Rocket Companies has priced the issuance of $1.5 billion in senior notes in an oversubscribed transaction, with proceeds to refinance an existing term loan, the company announced Tuesday.
The Detroit-based parent of Rocket Mortgage priced $900 million in 6.125% senior notes due in 2031 and $600 million in 6.5% senior notes due in 2034. The aggregate principal amount was upsized from a previously announced $1.2 billion.
The offering is expected to close June 16, subject to customary closing conditions. The notes will be fully and unconditionally guaranteed on a senior unsecured basis by Rocket’s direct and indirect domestic subsidiaries that guarantee its existing senior notes.

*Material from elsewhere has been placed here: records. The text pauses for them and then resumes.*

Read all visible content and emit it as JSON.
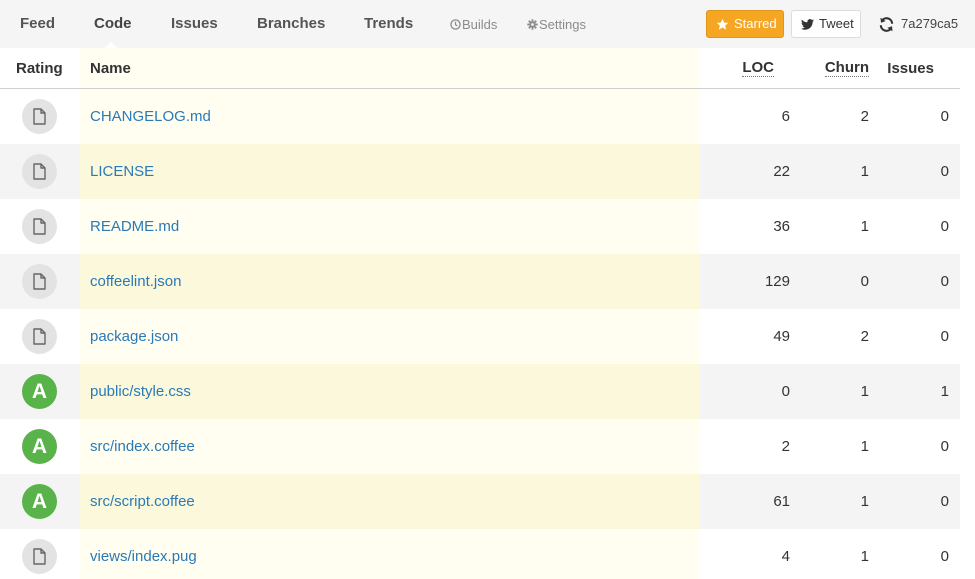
{
  "nav": {
    "tabs": [
      {
        "label": "Feed"
      },
      {
        "label": "Code"
      },
      {
        "label": "Issues"
      },
      {
        "label": "Branches"
      },
      {
        "label": "Trends"
      }
    ],
    "builds_label": "Builds",
    "settings_label": "Settings",
    "active_tab": "Code"
  },
  "actions": {
    "starred_label": "Starred",
    "tweet_label": "Tweet",
    "commit_sha": "7a279ca5"
  },
  "table": {
    "headers": {
      "rating": "Rating",
      "name": "Name",
      "loc": "LOC",
      "churn": "Churn",
      "issues": "Issues"
    },
    "rows": [
      {
        "rating": "",
        "name": "CHANGELOG.md",
        "loc": "6",
        "churn": "2",
        "issues": "0"
      },
      {
        "rating": "",
        "name": "LICENSE",
        "loc": "22",
        "churn": "1",
        "issues": "0"
      },
      {
        "rating": "",
        "name": "README.md",
        "loc": "36",
        "churn": "1",
        "issues": "0"
      },
      {
        "rating": "",
        "name": "coffeelint.json",
        "loc": "129",
        "churn": "0",
        "issues": "0"
      },
      {
        "rating": "",
        "name": "package.json",
        "loc": "49",
        "churn": "2",
        "issues": "0"
      },
      {
        "rating": "A",
        "name": "public/style.css",
        "loc": "0",
        "churn": "1",
        "issues": "1"
      },
      {
        "rating": "A",
        "name": "src/index.coffee",
        "loc": "2",
        "churn": "1",
        "issues": "0"
      },
      {
        "rating": "A",
        "name": "src/script.coffee",
        "loc": "61",
        "churn": "1",
        "issues": "0"
      },
      {
        "rating": "",
        "name": "views/index.pug",
        "loc": "4",
        "churn": "1",
        "issues": "0"
      }
    ]
  },
  "colors": {
    "grade_a": "#5ab34a",
    "starred": "#f5a623",
    "link": "#2a7ab8"
  }
}
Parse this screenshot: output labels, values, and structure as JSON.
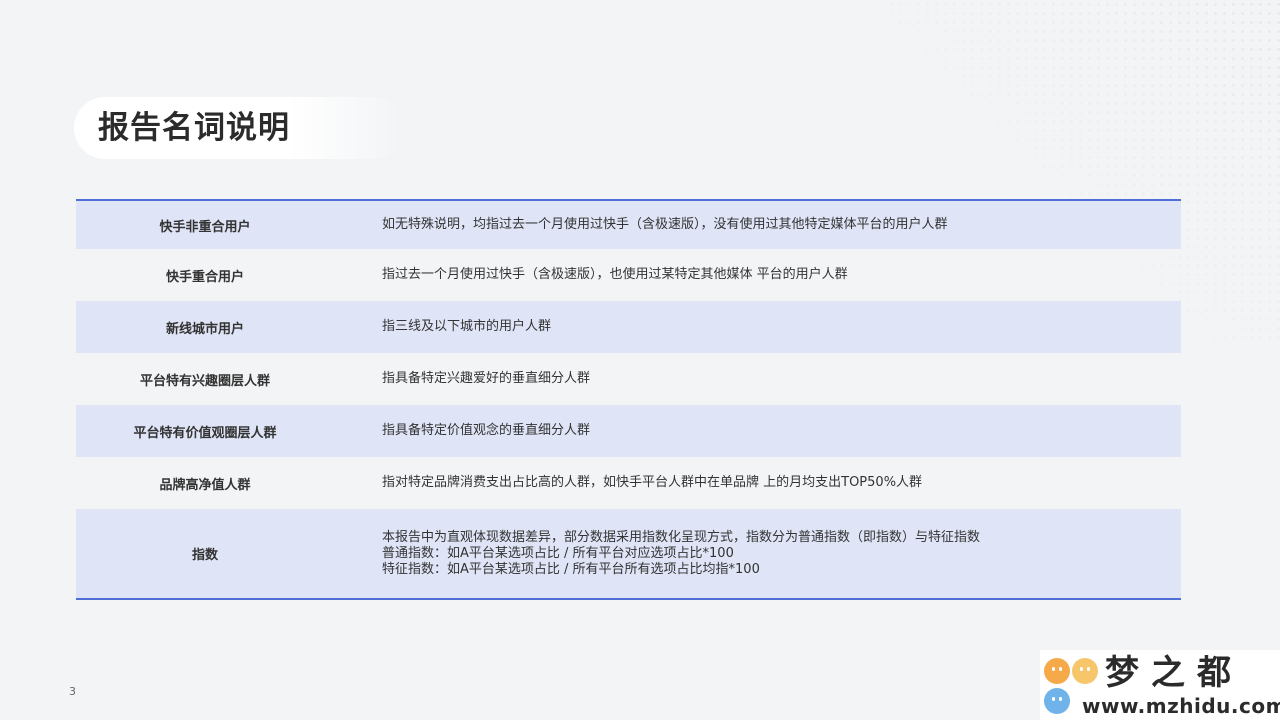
{
  "slide": {
    "title": "报告名词说明",
    "page_number": "3"
  },
  "terms": [
    {
      "term": "快手非重合用户",
      "definition": [
        "如无特殊说明，均指过去一个月使用过快手（含极速版），没有使用过其他特定媒体平台的用户人群"
      ]
    },
    {
      "term": "快手重合用户",
      "definition": [
        "指过去一个月使用过快手（含极速版），也使用过某特定其他媒体 平台的用户人群"
      ]
    },
    {
      "term": "新线城市用户",
      "definition": [
        "指三线及以下城市的用户人群"
      ]
    },
    {
      "term": "平台特有兴趣圈层人群",
      "definition": [
        "指具备特定兴趣爱好的垂直细分人群"
      ]
    },
    {
      "term": "平台特有价值观圈层人群",
      "definition": [
        "指具备特定价值观念的垂直细分人群"
      ]
    },
    {
      "term": "品牌高净值人群",
      "definition": [
        "指对特定品牌消费支出占比高的人群，如快手平台人群中在单品牌 上的月均支出TOP50%人群"
      ]
    },
    {
      "term": "指数",
      "definition": [
        "本报告中为直观体现数据差异，部分数据采用指数化呈现方式，指数分为普通指数（即指数）与特征指数",
        "普通指数：如A平台某选项占比 / 所有平台对应选项占比*100",
        "特征指数：如A平台某选项占比 / 所有平台所有选项占比均指*100"
      ]
    }
  ],
  "watermark": {
    "logo_text": "梦之都",
    "url": "www.mzhidu.com"
  },
  "colors": {
    "accent_line": "#4f6ed6",
    "row_band": "#dfe4f7",
    "background": "#f2f4f6"
  }
}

The company plans to use proceeds to repay Rocket Mortgage’s 2.875% senior notes due in 2026 and to pay down other indebtedness across the platform. Any remaining proceeds will be used for general corporate purposes.
The transaction extends a portion of Rocket’s debt profile into the next decade and locks in fixed-rate funding. But it comes at higher rates due to the current macroeconomic environment.
The notes are being offered in a private placement to qualified institutional buyers under Rule 144A and to non-U.S. investors under Regulation S. They will not be registered under the Securities Act of 1933, and may not be offered or sold in the U.S. absent registration or an applicable exemption.
Rocket’s move comes amid rate volatility and compressed margins across the mortgage sector, where access to term funding and balance-sheet flexibility remain key advantages for large originators and servicers.
Companies that recently issued debt include Mr. Cooper Group — which was recently acquired by Rocket — as well as Pennymac Financial Services, loanDepot, and Rithm Capital.